Are there any good exercise lists for difficult problems dealing with quotient groups, rings, spaces, modules, sets, algebras or lie groups, etc, etc.
Let me propose a way of thinking about quotients a bit differently and you can distill some exercises from this post.
Let's stick to the group case, although much of these ideas extend beyond groups. Given a group $G$ and a normal subgroup $H\subseteq G$ one can define the quotient group $G/H$. As a set $G/H$ is just the collection of left $H$-cosests. The group operation is then simply defined by $gH\cdot g'H=gg'H$. You can verify that $H$ needs to be a normal subgroup for $G/H$ to be a group.
Okay, that's straightforward enough although it might not immediately be clear why this is important so let's view things differently. Given a surjective morphism $f\colon G\to C$ of groups, one has that $\ker(f)$ is a normal subgroup of $G$ and $C\cong G/\ker(f)$. So quotients really just boil down to surjective maps.
Now look at surjection $f\colon G\to C$ and think about $C$. Clearly $C$ can be generated by some collection of elements of the form $f(g)$ and relations that hold in $G$ can be pushed to $C$. For example if $g^2=1$ for some $g$, then $f(g)^2=f(g^2)=1$ in $C$ as well. Of course $f$ can induce even more relations, for example $f(g)$ could be $1$ to begin with which is a stronger relation than $f(g)^2=1$. These additional relations are controlled by $\ker(f)$. So now we have a very powerful way of thinking about $C$. You can think of $C$ as just $G$ with a bunch of additional relations which are determined by $\ker(f)$. In a way, you can think of $C$ as a dumbed-down version of $G$ which, depending on how much information you killed, still contains some information on $G$. (Edit: See presentations of groups).
Often a given group is too complicated to study directly, so one can impose extra relations and try to distill information from this quotient. For example, given a group $G$, the center $Z(G)$ is a normal subgroup. If $G/Z(G)$ is cyclic, then $G$ is commutative. As a corollary one finds that any group of order $p^2$ (with $p$ prime) is abelian. So here general nonsense on quotients yields a very concrete tool for studying groups.
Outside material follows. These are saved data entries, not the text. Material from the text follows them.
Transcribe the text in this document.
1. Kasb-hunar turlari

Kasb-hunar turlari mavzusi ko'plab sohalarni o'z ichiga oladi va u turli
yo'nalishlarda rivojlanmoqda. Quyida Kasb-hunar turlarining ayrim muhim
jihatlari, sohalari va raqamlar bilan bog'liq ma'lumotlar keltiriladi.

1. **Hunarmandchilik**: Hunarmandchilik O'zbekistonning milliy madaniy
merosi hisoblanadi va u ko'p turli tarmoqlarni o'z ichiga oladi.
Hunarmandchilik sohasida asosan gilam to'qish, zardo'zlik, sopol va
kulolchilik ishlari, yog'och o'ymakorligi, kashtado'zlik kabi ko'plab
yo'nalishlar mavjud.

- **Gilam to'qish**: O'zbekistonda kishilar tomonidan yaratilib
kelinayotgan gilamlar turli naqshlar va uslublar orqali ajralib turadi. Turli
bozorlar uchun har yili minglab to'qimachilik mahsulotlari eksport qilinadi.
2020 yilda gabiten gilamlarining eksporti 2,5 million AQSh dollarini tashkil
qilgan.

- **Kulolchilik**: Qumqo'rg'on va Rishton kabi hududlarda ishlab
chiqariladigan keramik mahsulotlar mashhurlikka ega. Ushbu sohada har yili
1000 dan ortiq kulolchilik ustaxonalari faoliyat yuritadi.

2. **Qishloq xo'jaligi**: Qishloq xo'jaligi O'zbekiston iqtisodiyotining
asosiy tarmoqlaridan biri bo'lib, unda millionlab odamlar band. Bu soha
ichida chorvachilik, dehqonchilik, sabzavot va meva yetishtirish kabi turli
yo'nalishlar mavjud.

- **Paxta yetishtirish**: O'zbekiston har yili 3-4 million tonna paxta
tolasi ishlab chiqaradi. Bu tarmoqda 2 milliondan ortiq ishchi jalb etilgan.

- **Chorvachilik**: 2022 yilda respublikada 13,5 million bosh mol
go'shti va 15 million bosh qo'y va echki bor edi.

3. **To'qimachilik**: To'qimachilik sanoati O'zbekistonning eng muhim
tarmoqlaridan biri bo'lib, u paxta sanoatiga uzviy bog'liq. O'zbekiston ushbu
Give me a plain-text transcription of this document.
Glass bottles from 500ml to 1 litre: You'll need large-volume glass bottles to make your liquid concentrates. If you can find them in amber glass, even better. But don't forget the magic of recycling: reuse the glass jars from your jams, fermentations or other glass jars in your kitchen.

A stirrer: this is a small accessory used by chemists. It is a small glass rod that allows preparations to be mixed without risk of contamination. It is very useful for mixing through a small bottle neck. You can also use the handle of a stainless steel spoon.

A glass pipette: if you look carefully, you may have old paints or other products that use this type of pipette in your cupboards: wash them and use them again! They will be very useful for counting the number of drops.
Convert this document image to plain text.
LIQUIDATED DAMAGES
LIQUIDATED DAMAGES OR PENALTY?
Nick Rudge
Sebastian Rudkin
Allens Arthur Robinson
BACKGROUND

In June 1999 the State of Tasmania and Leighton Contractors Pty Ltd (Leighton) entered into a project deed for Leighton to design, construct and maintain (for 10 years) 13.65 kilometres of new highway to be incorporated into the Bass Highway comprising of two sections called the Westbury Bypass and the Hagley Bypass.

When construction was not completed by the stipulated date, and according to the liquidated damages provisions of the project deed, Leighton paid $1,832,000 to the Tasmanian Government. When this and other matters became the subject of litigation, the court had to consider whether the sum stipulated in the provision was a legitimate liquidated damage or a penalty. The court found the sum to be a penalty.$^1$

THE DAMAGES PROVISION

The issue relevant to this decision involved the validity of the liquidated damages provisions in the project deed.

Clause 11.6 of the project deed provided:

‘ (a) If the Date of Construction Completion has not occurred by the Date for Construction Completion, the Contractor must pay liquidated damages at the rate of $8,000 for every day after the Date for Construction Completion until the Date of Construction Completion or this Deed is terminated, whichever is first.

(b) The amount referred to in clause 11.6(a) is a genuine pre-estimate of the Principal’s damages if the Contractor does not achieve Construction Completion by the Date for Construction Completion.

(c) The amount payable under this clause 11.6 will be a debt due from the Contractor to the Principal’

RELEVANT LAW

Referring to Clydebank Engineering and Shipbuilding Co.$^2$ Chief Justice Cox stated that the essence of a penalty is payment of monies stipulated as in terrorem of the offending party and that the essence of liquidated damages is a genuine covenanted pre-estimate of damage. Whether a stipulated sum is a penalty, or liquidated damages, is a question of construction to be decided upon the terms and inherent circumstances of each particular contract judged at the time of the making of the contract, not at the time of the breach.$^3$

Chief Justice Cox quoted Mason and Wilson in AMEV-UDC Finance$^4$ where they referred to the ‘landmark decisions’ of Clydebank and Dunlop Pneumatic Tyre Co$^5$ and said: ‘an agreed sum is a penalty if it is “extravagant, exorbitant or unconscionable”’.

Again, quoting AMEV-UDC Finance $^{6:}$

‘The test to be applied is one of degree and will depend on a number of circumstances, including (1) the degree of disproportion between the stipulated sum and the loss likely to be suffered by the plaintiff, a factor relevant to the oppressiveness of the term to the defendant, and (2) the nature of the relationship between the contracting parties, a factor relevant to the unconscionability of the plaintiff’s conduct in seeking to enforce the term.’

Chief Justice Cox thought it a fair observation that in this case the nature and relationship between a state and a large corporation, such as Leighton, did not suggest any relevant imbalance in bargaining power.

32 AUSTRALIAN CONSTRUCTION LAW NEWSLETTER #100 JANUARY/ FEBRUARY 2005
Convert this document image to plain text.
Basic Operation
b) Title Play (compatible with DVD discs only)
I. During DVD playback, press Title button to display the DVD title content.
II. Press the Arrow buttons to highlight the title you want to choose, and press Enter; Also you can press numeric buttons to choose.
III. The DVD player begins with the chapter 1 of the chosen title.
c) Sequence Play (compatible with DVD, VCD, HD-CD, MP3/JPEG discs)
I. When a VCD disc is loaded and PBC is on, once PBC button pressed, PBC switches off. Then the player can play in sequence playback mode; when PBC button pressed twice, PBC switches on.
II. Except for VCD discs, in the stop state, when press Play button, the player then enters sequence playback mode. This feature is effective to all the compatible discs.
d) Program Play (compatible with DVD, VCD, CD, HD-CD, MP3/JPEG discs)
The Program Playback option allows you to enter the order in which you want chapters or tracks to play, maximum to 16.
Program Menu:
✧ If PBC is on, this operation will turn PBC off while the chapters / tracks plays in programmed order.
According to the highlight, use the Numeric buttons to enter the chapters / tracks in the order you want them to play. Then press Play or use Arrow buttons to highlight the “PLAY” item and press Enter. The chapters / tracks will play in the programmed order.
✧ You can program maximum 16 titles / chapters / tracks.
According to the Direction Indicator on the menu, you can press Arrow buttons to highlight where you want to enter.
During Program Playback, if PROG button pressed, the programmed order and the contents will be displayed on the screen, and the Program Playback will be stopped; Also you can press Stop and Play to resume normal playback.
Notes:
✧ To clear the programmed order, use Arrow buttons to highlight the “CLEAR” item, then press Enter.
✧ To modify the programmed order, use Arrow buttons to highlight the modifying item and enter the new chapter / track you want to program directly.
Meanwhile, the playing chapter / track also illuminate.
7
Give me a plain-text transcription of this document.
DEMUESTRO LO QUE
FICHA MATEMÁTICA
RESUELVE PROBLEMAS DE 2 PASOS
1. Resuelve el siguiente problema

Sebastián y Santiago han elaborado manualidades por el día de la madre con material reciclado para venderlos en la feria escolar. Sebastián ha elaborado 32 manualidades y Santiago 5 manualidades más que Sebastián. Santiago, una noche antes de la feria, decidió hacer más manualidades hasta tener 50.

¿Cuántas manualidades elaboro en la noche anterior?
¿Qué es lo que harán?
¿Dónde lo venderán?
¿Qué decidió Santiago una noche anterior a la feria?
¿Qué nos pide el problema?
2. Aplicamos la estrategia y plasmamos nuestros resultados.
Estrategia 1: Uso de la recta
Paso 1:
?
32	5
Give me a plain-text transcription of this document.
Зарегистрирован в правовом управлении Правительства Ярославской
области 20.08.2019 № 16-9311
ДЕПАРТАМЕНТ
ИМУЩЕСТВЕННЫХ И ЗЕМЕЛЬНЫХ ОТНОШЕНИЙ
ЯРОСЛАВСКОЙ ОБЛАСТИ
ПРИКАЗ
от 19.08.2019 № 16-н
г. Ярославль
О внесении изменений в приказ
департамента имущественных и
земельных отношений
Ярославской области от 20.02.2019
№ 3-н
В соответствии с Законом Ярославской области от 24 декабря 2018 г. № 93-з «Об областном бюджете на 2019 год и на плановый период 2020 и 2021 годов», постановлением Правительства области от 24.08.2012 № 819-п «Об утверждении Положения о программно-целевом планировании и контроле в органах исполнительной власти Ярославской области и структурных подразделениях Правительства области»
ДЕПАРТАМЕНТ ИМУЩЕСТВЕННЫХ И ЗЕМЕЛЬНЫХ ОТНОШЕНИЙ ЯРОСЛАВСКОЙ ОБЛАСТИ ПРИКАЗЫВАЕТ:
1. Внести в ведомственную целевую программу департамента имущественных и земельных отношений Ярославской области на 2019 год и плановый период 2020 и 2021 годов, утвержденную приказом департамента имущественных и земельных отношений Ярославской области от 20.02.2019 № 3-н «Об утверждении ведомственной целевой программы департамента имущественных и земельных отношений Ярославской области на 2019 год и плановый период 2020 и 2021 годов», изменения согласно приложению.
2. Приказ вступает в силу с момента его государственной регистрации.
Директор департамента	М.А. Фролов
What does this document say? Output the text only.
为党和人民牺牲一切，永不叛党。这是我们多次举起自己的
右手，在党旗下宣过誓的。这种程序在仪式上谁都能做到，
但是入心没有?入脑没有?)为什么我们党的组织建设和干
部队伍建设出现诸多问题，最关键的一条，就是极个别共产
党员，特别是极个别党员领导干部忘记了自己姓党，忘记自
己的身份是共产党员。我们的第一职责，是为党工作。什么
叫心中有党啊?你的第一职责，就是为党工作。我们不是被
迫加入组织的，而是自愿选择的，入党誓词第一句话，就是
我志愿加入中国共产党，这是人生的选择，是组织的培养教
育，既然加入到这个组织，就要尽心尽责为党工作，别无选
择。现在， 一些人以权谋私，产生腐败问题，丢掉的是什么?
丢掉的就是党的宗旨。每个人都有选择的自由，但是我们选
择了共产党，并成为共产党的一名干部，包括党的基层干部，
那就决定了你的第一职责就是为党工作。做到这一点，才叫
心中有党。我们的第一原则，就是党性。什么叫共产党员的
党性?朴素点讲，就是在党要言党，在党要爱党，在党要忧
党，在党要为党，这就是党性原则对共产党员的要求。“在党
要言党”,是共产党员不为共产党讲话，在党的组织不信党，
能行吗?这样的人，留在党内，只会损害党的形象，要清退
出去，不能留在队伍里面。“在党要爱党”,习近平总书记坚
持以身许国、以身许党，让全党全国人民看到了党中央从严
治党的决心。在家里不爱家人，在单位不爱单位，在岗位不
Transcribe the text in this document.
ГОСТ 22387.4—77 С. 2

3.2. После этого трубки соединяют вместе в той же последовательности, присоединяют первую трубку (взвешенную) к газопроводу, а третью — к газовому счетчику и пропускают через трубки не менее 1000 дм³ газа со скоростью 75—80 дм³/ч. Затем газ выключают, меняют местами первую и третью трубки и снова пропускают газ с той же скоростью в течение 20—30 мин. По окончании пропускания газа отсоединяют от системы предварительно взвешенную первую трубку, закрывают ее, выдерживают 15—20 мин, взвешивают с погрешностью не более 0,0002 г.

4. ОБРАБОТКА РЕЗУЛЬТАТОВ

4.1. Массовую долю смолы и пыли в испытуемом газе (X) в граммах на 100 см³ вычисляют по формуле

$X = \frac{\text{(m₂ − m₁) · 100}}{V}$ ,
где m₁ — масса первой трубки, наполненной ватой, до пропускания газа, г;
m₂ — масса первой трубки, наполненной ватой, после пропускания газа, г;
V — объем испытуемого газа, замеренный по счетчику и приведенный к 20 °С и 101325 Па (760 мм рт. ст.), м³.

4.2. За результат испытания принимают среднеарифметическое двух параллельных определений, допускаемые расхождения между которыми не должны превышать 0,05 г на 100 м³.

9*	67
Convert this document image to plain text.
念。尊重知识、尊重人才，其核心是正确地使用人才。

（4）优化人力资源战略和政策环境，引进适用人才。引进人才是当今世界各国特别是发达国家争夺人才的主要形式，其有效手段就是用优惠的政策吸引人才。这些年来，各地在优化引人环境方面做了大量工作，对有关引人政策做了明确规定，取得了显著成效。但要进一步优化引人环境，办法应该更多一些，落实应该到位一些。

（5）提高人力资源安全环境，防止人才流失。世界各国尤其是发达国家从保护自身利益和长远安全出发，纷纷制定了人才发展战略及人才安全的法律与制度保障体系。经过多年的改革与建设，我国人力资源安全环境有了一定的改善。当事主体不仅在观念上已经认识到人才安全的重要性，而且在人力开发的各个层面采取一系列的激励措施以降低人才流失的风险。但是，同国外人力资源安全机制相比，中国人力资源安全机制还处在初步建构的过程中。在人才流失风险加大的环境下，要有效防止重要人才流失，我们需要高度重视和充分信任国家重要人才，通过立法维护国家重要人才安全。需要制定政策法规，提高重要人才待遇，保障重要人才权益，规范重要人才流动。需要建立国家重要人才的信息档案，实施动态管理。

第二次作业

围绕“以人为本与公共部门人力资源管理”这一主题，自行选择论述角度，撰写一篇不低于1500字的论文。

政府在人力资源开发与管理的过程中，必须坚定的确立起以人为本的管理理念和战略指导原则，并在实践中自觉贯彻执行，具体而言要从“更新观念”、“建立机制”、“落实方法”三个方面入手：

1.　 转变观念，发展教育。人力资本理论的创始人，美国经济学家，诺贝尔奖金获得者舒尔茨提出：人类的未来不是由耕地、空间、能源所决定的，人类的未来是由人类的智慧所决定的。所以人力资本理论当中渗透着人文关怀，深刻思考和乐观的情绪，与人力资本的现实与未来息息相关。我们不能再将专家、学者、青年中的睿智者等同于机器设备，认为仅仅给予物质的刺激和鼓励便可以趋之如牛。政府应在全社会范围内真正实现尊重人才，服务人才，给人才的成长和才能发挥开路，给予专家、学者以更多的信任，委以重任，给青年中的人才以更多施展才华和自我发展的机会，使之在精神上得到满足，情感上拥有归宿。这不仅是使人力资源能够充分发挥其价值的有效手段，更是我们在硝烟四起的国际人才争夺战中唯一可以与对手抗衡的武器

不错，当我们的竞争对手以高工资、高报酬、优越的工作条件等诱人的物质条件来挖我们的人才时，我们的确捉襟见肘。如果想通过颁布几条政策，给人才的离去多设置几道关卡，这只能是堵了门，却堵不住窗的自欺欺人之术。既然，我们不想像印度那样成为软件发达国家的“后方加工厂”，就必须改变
Now the amount of useful exercises and applications on just quotients is somewhat limited but the idea of breaking up a structure into easier parts can be pushed further. I suggest you look at solvable groups and nilpotent groups were one considers a group $G$ together with a chain $$\{1\}=G_0\subseteq G_1\subseteq \dots \subseteq G_n=G$$ satisfying several conditions on the quotients $G_{i+1}/G_i$. There are many good exercises on these type of groups (for example: If $N\subseteq G$ is a normal subgroup, then $G$ is solvable if and only if both $N$ and $G/N$ are solvable). Solvable and nilpotent Lie algebra are defined in a similar manner and satisfy similar properties.
If you are capable of proving these types of result with ease, I think you are fairly comfortable working with quotients.